Pharmacological characterization of thromboxane and prostanoid receptors in human isolated urinary bladder

1. Cumulative concentration-response curves (CRC) to prostaglandin E₁ (PGE₁), PGE₂, PGD₂ and PGF_2α (0.01–30 μM) and to the thromboxane A₂ (TXA₂) receptor agonist U-46619 (0.01–30 μM) were constructed in human isolated detrusor muscle strips both in basal conditions and during electrical field stimulation.
2. All the agonists tested contracted the detrusor muscle. The rank order of agonist potency was: PGF_2α>U-46619>PGE₂ whereas weak contractile responses were obtained with PGD₂ and PGE₁. Any of the agonists tested was able to induce a clear plateau of response even at 30 μM.
3. The selective TXA₂ antagonist, GR 32191B (vapiprost), antagonized U-46619-induced contractions with an apparent pK_B value of 8.27±0.12 (n=4 for each antagonist concentration). GR 32191B (0.3 μM) did not antagonize the contractile responses to PGF_2α and it was a non-surmountable antagonist of PGE₂ (apparent pK_B of 7.09±0.04; n=5). The EP receptor antagonist AH 6809 at 10 μM shifted to the right the CRC to U-46619 (apparent pK_B value of 5.88±0.04; n=4).
4. Electrical field stimulation (20 Hz, 70 V, pulse width 0.1 ms, trains of 5 s every 60 s) elicited contractions fully sensitive to TTX (0.3 μM) and atropine (1 μM). U-46619 (0.01–3 μM) potentiated the twitch contraction in a dose-dependent manner and this effect was competitively antagonized by GR 32191B with an estimated pK_B of 8.54±0.14 (n=4 for each antagonist concentration). PGF_2α in the range 0.01–10 μM (n=7), but not PGE₂ and PGE₁ (n=3 for each), also potentiated the twitch contraction of detrusor muscle strips (23.5±0.3% of KCl 100 mM-induced contraction) but this potentiation was unaffected by 0.3 μM GR 32191B (n=5).
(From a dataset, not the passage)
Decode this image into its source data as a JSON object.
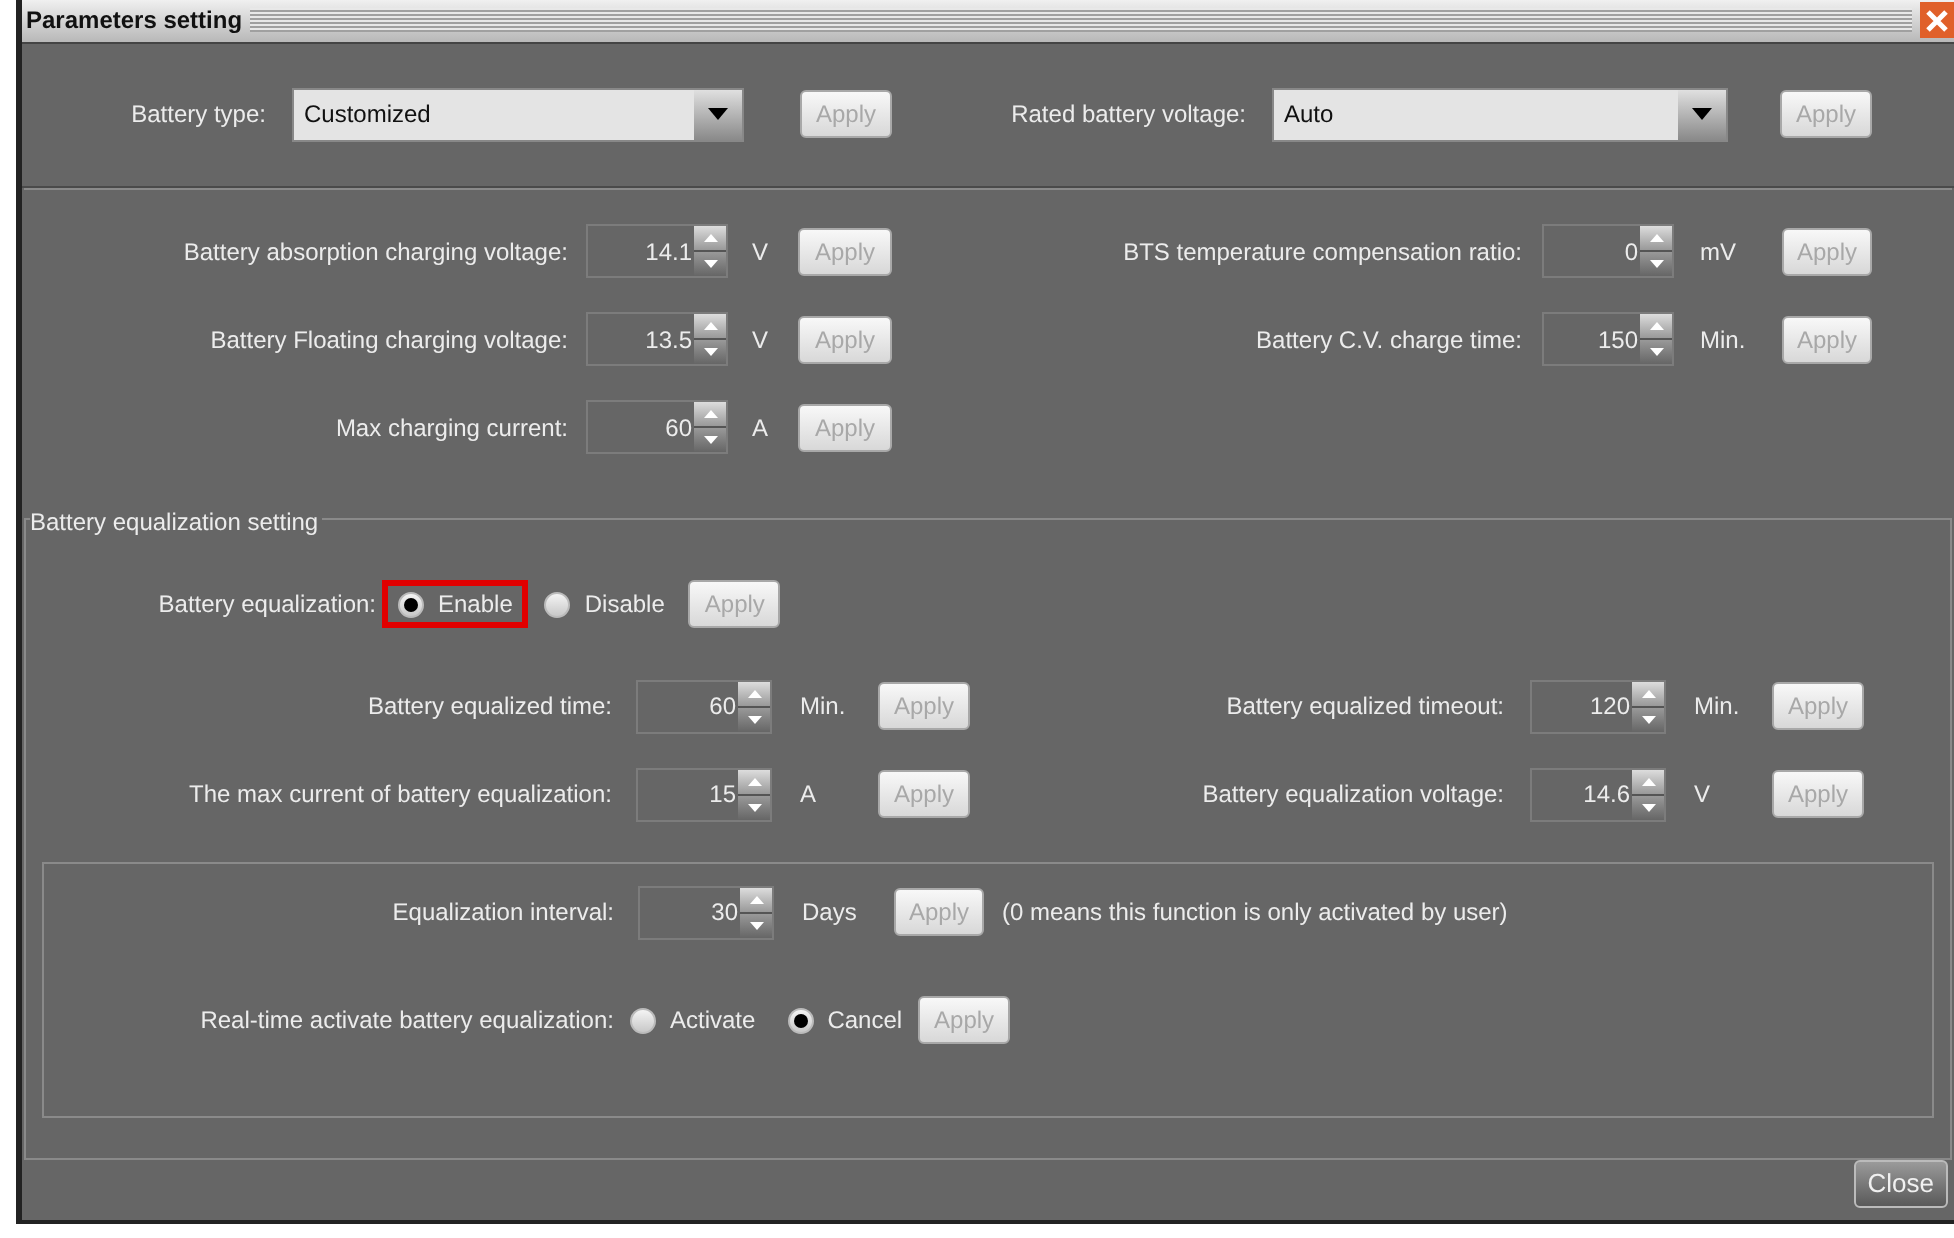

5. Cumulative additions of U-46619 (0.01–30 μM) were without effect on contractions induced by direct smooth muscle excitation (20 Hz, 40 V, 6 ms pulse width, trains of 2 s every 60 s, in the presence of TTX 1 μM; n=3). Moreover, pretreatment of the tissue with 0.3 μM U-46619 did not potentiate the smooth muscle response to 7 μM bethanecol (n=2).
6. We concluded that TXA₂ can induce direct contraction of human isolated urinary bladder through the classical TXA₂ receptor. Prostanoid receptors, fully activated by PGE₂ and PGF_2α are also present. All these receptors are probably located post-junctionally. The rank order of agonist potency and the fact that GR32191B, but not AH6809, antagonized responses to PGE₂ seem to indicate the presence of a new EP receptor subtype. Moreover, we suggest the presence of prejuctional TXA₂ and FP receptors, potentiating acetylcholine release from cholinergic nerve terminals.